После долгих поисков выбор пал на дом Перевозкиных. Жили они на нашей улице, их большой дом был поставлен Иваном после возвращения с войны для многочисленной семьи, но дети выросли и не захотели работать в колхозе, а уехали «на производство», как тогда делала вся молодежь. После получения паспортов был массовый побег из колхозов, ибо заботы о людях в колхозе не было. Люди бежали от настоящего рабства, да такого, какого не знали и не могли предположить их предки.
Иван с женой Маревьяной остались одни. Мама решила, что лучшего жилья для нас в деревне нет, к тому же жизнь показала, что люди они сердечные, умеют чужую боль понять и помочь.
Мама ушла со слезами на глазах.
Она вернулась быстро.
– Будем сейчас же переселяться. Нас пустили. Бог да добрые люди всегда помогут. За квартиру мы платить не будем, они знают, что с нас взять нечего, кроме наших рук. Мы должны будем держать порядок в доме. Спать будем на гопчике, он у них большой, не упадем. Сундук до зимы будем держать в сенях…
Полупустой сундук мы тут же перетащили, а на второй ход мама повела на веревочке козу, а я подхватила под мышки двух куриц. Вот и переехали.
Дорогой мама все же опять всплакнула.
– Шатаешься ты, Лиза, по деревне, как медведь-шатун, глаза, поди, уж всем промозолила. И приспичило же Яшке жениться не вовремя. Заохотилось патефон, видно, послушать.
– Какой ты медведь, мама? Мы, как две бабочки, порхаем с веточки на веточку, с цветка на цветок. Все нектар ищем.
– У кого-то, может, жизнь и патока, только у нас она хуже горькой редьки.
Мама плакала и сморкалась в кулак. После наводнения избы топили все лето. Солнце не жалело тепла и света. Чадная и грязная наша улица оживала. Мы подошли к дому у самого оврага, окруженного со всех сторон огромными тополями. Вошли в большой и чистый двор.
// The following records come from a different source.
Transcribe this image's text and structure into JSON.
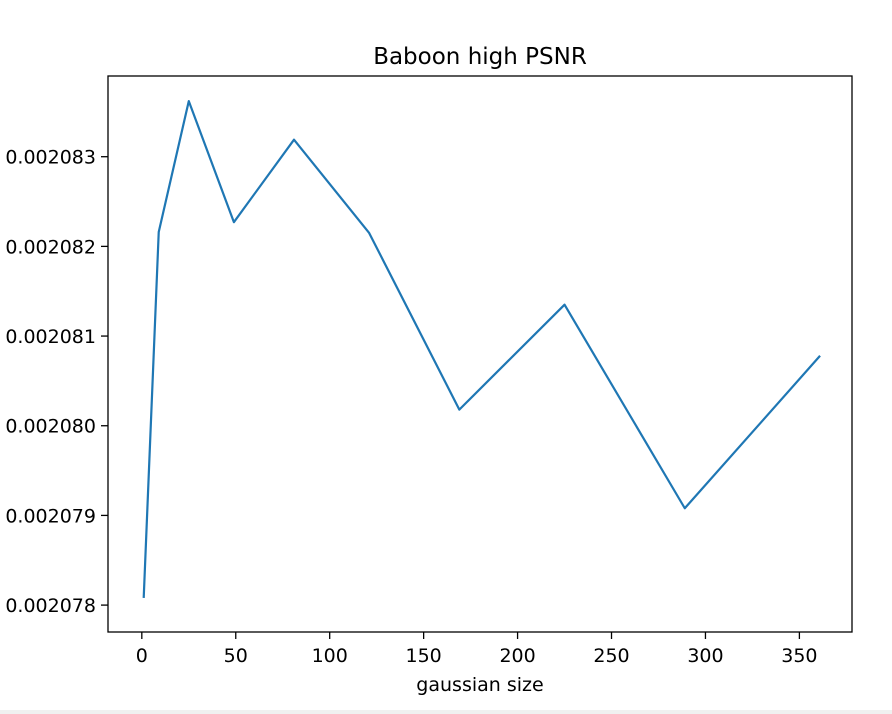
{
  "chart_data": {
    "type": "line",
    "title": "Baboon high PSNR",
    "xlabel": "gaussian size",
    "ylabel": "",
    "xlim": [
      -18,
      378
    ],
    "ylim": [
      0.0020777,
      0.0020839
    ],
    "xticks": [
      0,
      50,
      100,
      150,
      200,
      250,
      300,
      350
    ],
    "xtick_labels": [
      "0",
      "50",
      "100",
      "150",
      "200",
      "250",
      "300",
      "350"
    ],
    "yticks": [
      0.002078,
      0.002079,
      0.00208,
      0.002081,
      0.002082,
      0.002083
    ],
    "ytick_labels": [
      "0.002078",
      "0.002079",
      "0.002080",
      "0.002081",
      "0.002082",
      "0.002083"
    ],
    "grid": false,
    "series": [
      {
        "color": "#1f77b4",
        "x": [
          1,
          9,
          25,
          49,
          81,
          121,
          169,
          225,
          289,
          361
        ],
        "y": [
          0.00207808,
          0.00208216,
          0.00208362,
          0.00208227,
          0.00208319,
          0.00208215,
          0.00208018,
          0.00208135,
          0.00207908,
          0.00208078
        ]
      }
    ]
  }
}
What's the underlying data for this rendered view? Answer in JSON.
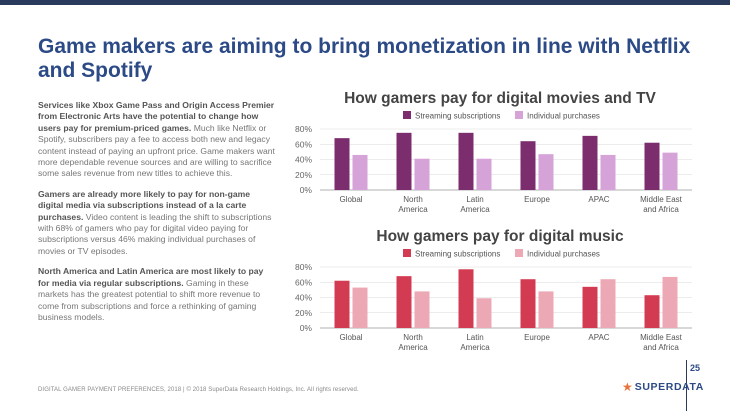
{
  "slide": {
    "title": "Game makers are aiming to bring monetization in line with Netflix and Spotify",
    "page_number": "25",
    "footer": "DIGITAL GAMER PAYMENT PREFERENCES, 2018 | © 2018 SuperData Research Holdings, Inc. All rights reserved.",
    "brand": "SUPERDATA",
    "colors": {
      "title": "#2c4a86",
      "accent_bar": "#2a3a5c",
      "logo_star": "#e8743b"
    }
  },
  "body": {
    "p1_lead": "Services like Xbox Game Pass and Origin Access Premier from Electronic Arts have the potential to change how users pay for premium-priced games.",
    "p1_rest": " Much like Netflix or Spotify, subscribers pay a fee to access both new and legacy content instead of paying an upfront price. Game makers want more dependable revenue sources and are willing to sacrifice some sales revenue from new titles to achieve this.",
    "p2_lead": "Gamers are already more likely to pay for non-game digital media via subscriptions instead of a la carte purchases.",
    "p2_rest": " Video content is leading the shift to subscriptions with 68% of gamers who pay for digital video paying for subscriptions versus 46% making individual purchases of movies or TV episodes.",
    "p3_lead": "North America and Latin America are most likely to pay for media via regular subscriptions.",
    "p3_rest": " Gaming in these markets has the greatest potential to shift more revenue to come from subscriptions and force a rethinking of gaming business models."
  },
  "chart_data": [
    {
      "type": "bar",
      "title": "How gamers pay for digital movies and TV",
      "categories": [
        [
          "Global"
        ],
        [
          "North",
          "America"
        ],
        [
          "Latin",
          "America"
        ],
        [
          "Europe"
        ],
        [
          "APAC"
        ],
        [
          "Middle East",
          "and Africa"
        ]
      ],
      "series": [
        {
          "name": "Streaming subscriptions",
          "color": "#7b2d6e",
          "values": [
            68,
            75,
            75,
            64,
            71,
            62
          ]
        },
        {
          "name": "Individual purchases",
          "color": "#d5a3d7",
          "values": [
            46,
            41,
            41,
            47,
            46,
            49
          ]
        }
      ],
      "ylim": [
        0,
        80
      ],
      "yticks": [
        "0%",
        "20%",
        "40%",
        "60%",
        "80%"
      ],
      "grid": true,
      "legend_position": "top"
    },
    {
      "type": "bar",
      "title": "How gamers pay for digital music",
      "categories": [
        [
          "Global"
        ],
        [
          "North",
          "America"
        ],
        [
          "Latin",
          "America"
        ],
        [
          "Europe"
        ],
        [
          "APAC"
        ],
        [
          "Middle East",
          "and Africa"
        ]
      ],
      "series": [
        {
          "name": "Streaming subscriptions",
          "color": "#d33b52",
          "values": [
            62,
            68,
            77,
            64,
            54,
            43
          ]
        },
        {
          "name": "Individual purchases",
          "color": "#eca8b5",
          "values": [
            53,
            48,
            39,
            48,
            64,
            67
          ]
        }
      ],
      "ylim": [
        0,
        80
      ],
      "yticks": [
        "0%",
        "20%",
        "40%",
        "60%",
        "80%"
      ],
      "grid": true,
      "legend_position": "top"
    }
  ]
}
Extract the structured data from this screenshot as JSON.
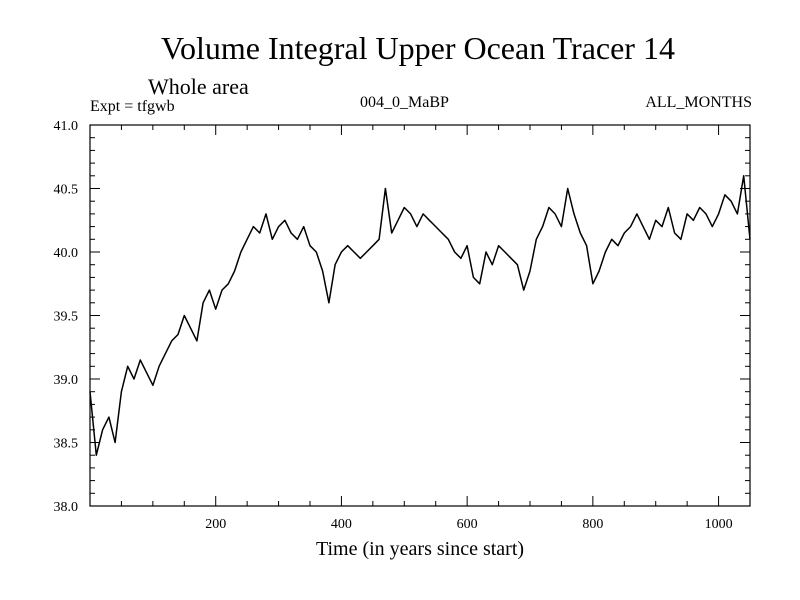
{
  "chart_data": {
    "type": "line",
    "title": "Volume Integral Upper Ocean Tracer 14",
    "subtitle": "Whole area",
    "experiment": "Expt = tfgwb",
    "run_label": "004_0_MaBP",
    "period": "ALL_MONTHS",
    "xlabel": "Time (in years since start)",
    "ylabel": "",
    "xlim": [
      0,
      1050
    ],
    "ylim": [
      38.0,
      41.0
    ],
    "x_ticks": [
      200,
      400,
      600,
      800,
      1000
    ],
    "x_tick_labels": [
      "200",
      "400",
      "600",
      "800",
      "1000"
    ],
    "y_ticks": [
      38.0,
      38.5,
      39.0,
      39.5,
      40.0,
      40.5,
      41.0
    ],
    "y_tick_labels": [
      "38.0",
      "38.5",
      "39.0",
      "39.5",
      "40.0",
      "40.5",
      "41.0"
    ],
    "grid": false,
    "series": [
      {
        "name": "Tracer 14",
        "color": "#000000",
        "x": [
          0,
          10,
          20,
          30,
          40,
          50,
          60,
          70,
          80,
          90,
          100,
          110,
          120,
          130,
          140,
          150,
          160,
          170,
          180,
          190,
          200,
          210,
          220,
          230,
          240,
          250,
          260,
          270,
          280,
          290,
          300,
          310,
          320,
          330,
          340,
          350,
          360,
          370,
          380,
          390,
          400,
          410,
          420,
          430,
          440,
          450,
          460,
          470,
          480,
          490,
          500,
          510,
          520,
          530,
          540,
          550,
          560,
          570,
          580,
          590,
          600,
          610,
          620,
          630,
          640,
          650,
          660,
          670,
          680,
          690,
          700,
          710,
          720,
          730,
          740,
          750,
          760,
          770,
          780,
          790,
          800,
          810,
          820,
          830,
          840,
          850,
          860,
          870,
          880,
          890,
          900,
          910,
          920,
          930,
          940,
          950,
          960,
          970,
          980,
          990,
          1000,
          1010,
          1020,
          1030,
          1040,
          1050
        ],
        "values": [
          38.9,
          38.4,
          38.6,
          38.7,
          38.5,
          38.9,
          39.1,
          39.0,
          39.15,
          39.05,
          38.95,
          39.1,
          39.2,
          39.3,
          39.35,
          39.5,
          39.4,
          39.3,
          39.6,
          39.7,
          39.55,
          39.7,
          39.75,
          39.85,
          40.0,
          40.1,
          40.2,
          40.15,
          40.3,
          40.1,
          40.2,
          40.25,
          40.15,
          40.1,
          40.2,
          40.05,
          40.0,
          39.85,
          39.6,
          39.9,
          40.0,
          40.05,
          40.0,
          39.95,
          40.0,
          40.05,
          40.1,
          40.5,
          40.15,
          40.25,
          40.35,
          40.3,
          40.2,
          40.3,
          40.25,
          40.2,
          40.15,
          40.1,
          40.0,
          39.95,
          40.05,
          39.8,
          39.75,
          40.0,
          39.9,
          40.05,
          40.0,
          39.95,
          39.9,
          39.7,
          39.85,
          40.1,
          40.2,
          40.35,
          40.3,
          40.2,
          40.5,
          40.3,
          40.15,
          40.05,
          39.75,
          39.85,
          40.0,
          40.1,
          40.05,
          40.15,
          40.2,
          40.3,
          40.2,
          40.1,
          40.25,
          40.2,
          40.35,
          40.15,
          40.1,
          40.3,
          40.25,
          40.35,
          40.3,
          40.2,
          40.3,
          40.45,
          40.4,
          40.3,
          40.6,
          40.1
        ]
      }
    ]
  }
}
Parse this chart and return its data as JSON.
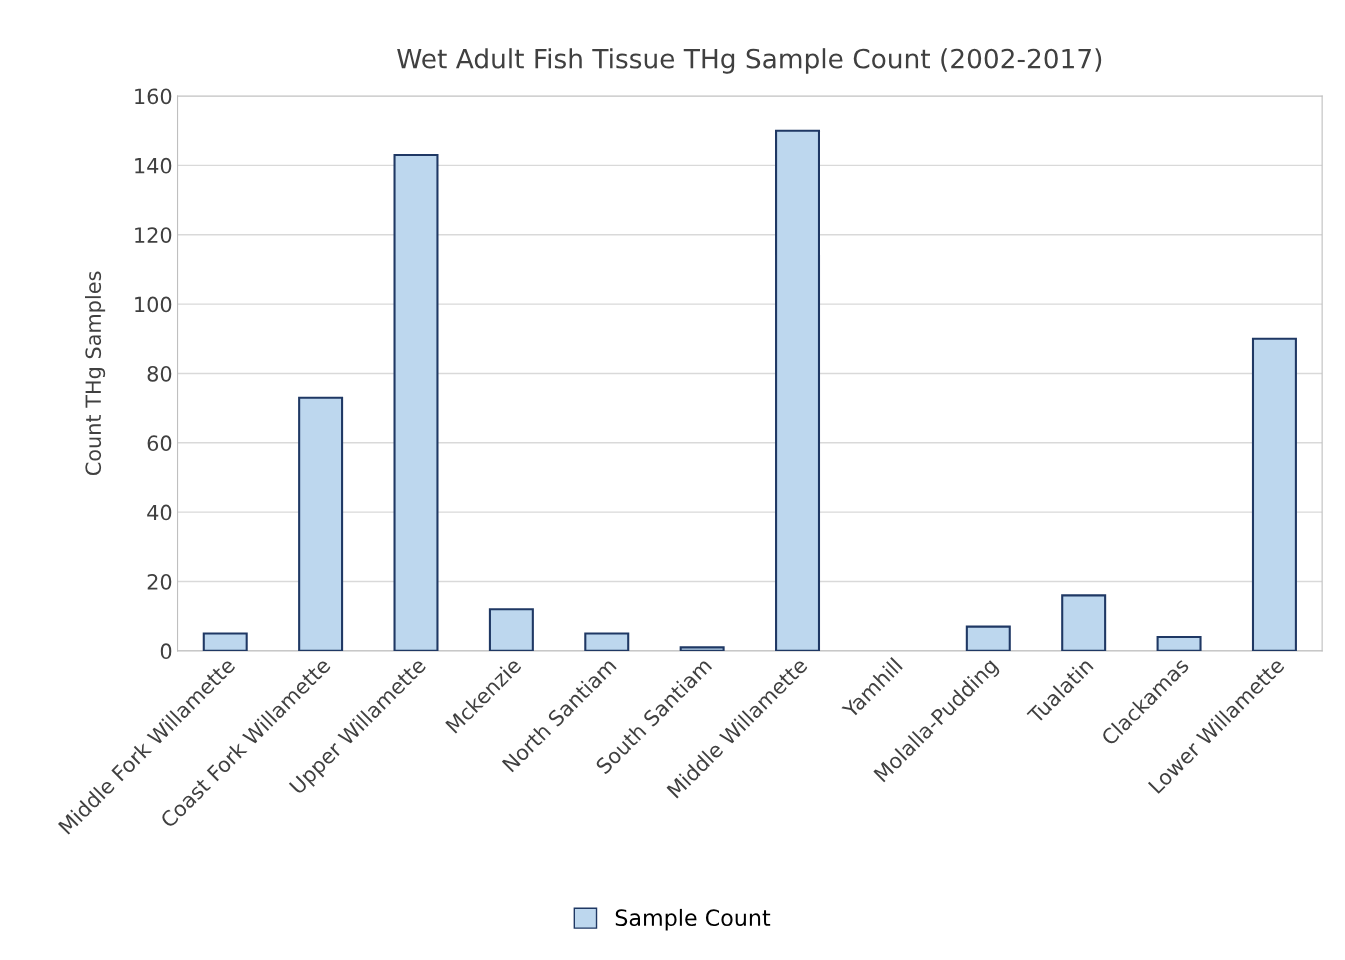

Хозяева встретили нас приветливо. Иван, улыбаясь, заговорил:
– Не горюй, Лизуха, мы вас не пообидим. Ты видишь, какая у нас на двоих со старухой домина? Места хватит всем и тепла тоже, – показал он на поленницы дров, стоящие под сушилом.
Иван был высокий, крупный, здоровый мужчина с седой головой. Рядом с ним мы были, как Дюймовочки. Миловидная и спокойная его старуха пригласила нас посидеть с ними на чистом крылечке.
– Ох и натерпелись мы ноне страху. Думали, что всех смоет.
На улице темнело. Можно было бы еще сидеть и мирно беседовать, но кровопийцы-комары, как оружие массового уничтожения, донимали и поедом ели всех без разбору, а в конце концов загнали всех в дом.
Глава 26. Жили-были старик со старухой
За чаем разговор был только о наводнении. Почитай, каждая семья понесла убытки. Все что-то перестраивали, поправляли; многие изменили свои планы и намерения. Мы сидели за столом, а тихая, приветливая и улыбчивая жена хозяина дома Маревьяна угощала нас.
Мама много лет не была ни на каких званых обедах, не чувствовала на себе внимания и простого участия в своих заботах, а тут еще оказалась выставленной в одно мгновение на улицу теткой Марией, расплакалась и внезапно громко заговорила:
– Ударила меня Мария, как обухом по голове: «Собирай манатки, Лиза, и выметайся». Ловко ли мне такое слышать от жены родного брата? Столько вместе вынесли, что умом не охватить. На-ко, не из тучи гром загремел, как зачеканила. Мне ни от кого ничего не надо, кроме доброго слова, а она вздумала на мои мутные очи песок сыпать…
Хозяева, почуя, что мама сильно разволновалась, стали ее утешать тем, что они нас не пообидят, а главные трудности у мамы позади: дочь хоть с горем пополам, но подняла, теперь осталось только жить да радоваться. И правильно сделали, что ушли. Без согласия жизни нет.
Мама не смогла скрыть свое волнение и пожаловалась:
– Сколько живем с дочерью, до нас никому дела нет, а как пнуть или оскорбить – тут желающие находятся быстро.
Я молчала и только внизу под столом гладила мамину руку.
– Неси, старуха, чё есть выпить покрепче. Мы с Лизой чокнемся за наше здоровье и за все хорошее. Не горюй, Лиза, мы живы, а остальное трын-трава.
Иван от души засмеялся, осушил рюмку и крякнул.
– Всяк пьет, да не всяк крякат. Попомни мои слова, Лиза: будешь ты в раю. О тебе в деревне никто худого слова не сказал.
– Рад бы в рай, Иван, да грехи не пускают. Вам спасибо на добром слове. Будем жить, как Бог велит. Вот увидите: мы вас не стесним шибко, не побеспокоим.